The Blackout Part I: Tragedy Porn
The Newsroom | Season 1 | Episode 8

The Blackout Part I: Tragedy Porn

TV-MA | 58 MIN

Written by Aaron Sorkin
Directed by
Leslie Linka Glatter

Will takes a meeting with the journalist Brian Brenner, enlisting him to tell the story of News Night's development under him and MacKenzie. Brenner will get unrestricted access to the staff on a trial basis, if Will likes what he sees, he'll let Brenner write the article. Complicating matters is the fact that Brenner is the ex-boyfriend whom Mac was cheating on Will with.

Reese calls Charlie, MacKenzie and Will into his office and delivers some bad news. Their decision not to cover the Casey Anthony trial has cost News Night nearly half its audience. Realizing that Will's job is in jeopardy, Charlie instructs them to hold their noses and prepare to devote a large portion of their broadcast to the story of the young mother accused of murdering her child. Will has hopes of hosting a Republican primary debate, and since he needs the ratings to stabilize to make it happen, he agrees to go along. MacKenzie is fiercely opposed to the decision but is forced to abide by it as well.

The staff prepares to stage a mock debate, and each of them learns the role of the candidate they'll be playing. Sloan asks MacKenzie for a few extra minutes to talk about the impending debt ceiling crisis, but the EP just doesn't have the time to give her for it. Her available airtime shrinks even further when she receives word that leaked pictures of congressman Anthony Weiner have made their way across the Internet.

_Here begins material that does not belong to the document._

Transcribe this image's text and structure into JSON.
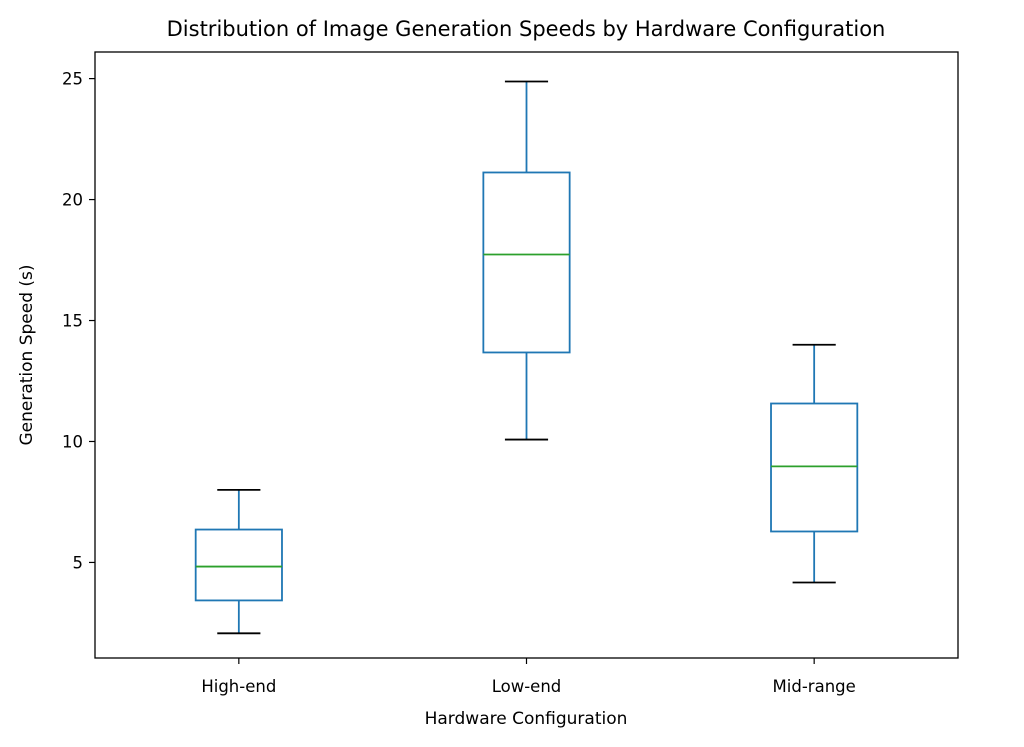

Charlie meets his anonymous source at the New York Public Library. "Late for Dinner" is really Solomon Hancock, a former NSA employee who has been looking to expose the government agency's warrantless wiretapping program. He also has a helpful scoop for Charlie-AWM's gossip magazine TMI has been illegally tapping phones for stories at Reese's request. After Charlie shares this with Will and Mac, they have Jim vet Hancock to make sure he checks out.

During a newsroom meeting, MacKenzie crosses out the stories they won't have time for-obstruction in the senate, the need for new job stimulus, the unions' souring relationship with President Obama. Instead she has Don teach them the dark arts of marketing tragedy and playing to viewers' emotions and expectations. Mac wonders sarcastically if committing murder on their air might also bring the viewers back, all as Brenner watches from the sidelines.

Neal pitches a story to MacKenzie about Internet trolling, but he needs to prove himself in order to infiltrate the community. He asks Sloan for permission to use her as bait, attacking her bona fides on an Internet message board.

Will interrupts Dr. Habib's session with another patient to ask his therapist why he continues to make decisions that hurt MacKenzie. He thinks Will is trying to prove that he doesn't care about her, but really what he should do is forgive her.

Maggie meets with Sandee, a young woman who eagerly wants to share the tweets she exchanged with Congressman Weiner. When pressed on why she so desperately wants to air her story, Sandee responds unconvincingly, "Because the world needs to know what kind of guy he is." The agent she's already hired and her bookings on 'Access Hollywood' and 'Entertainment Tonight' indicate she might have another motivation.

Without revealing too much about what he knows, Charlie tries to warn Leona to lay off of Will. But Will's reporting on the Tea Party and the Koch brothers have cost the company money, and she's not prepared to stop coming after him.

Sloan makes a last ditch effort to convince MacKenzie about the importance of the debt ceiling argument and the catastrophic effects just having the debate is having on the economy. Instead, Mac prepares to shoot the segment with Sandee, and asks God for a sign that they're not doing a big thing badly. Suddenly, the lights go out in the studio. "I didn't know he had that kind of comic timing," she says.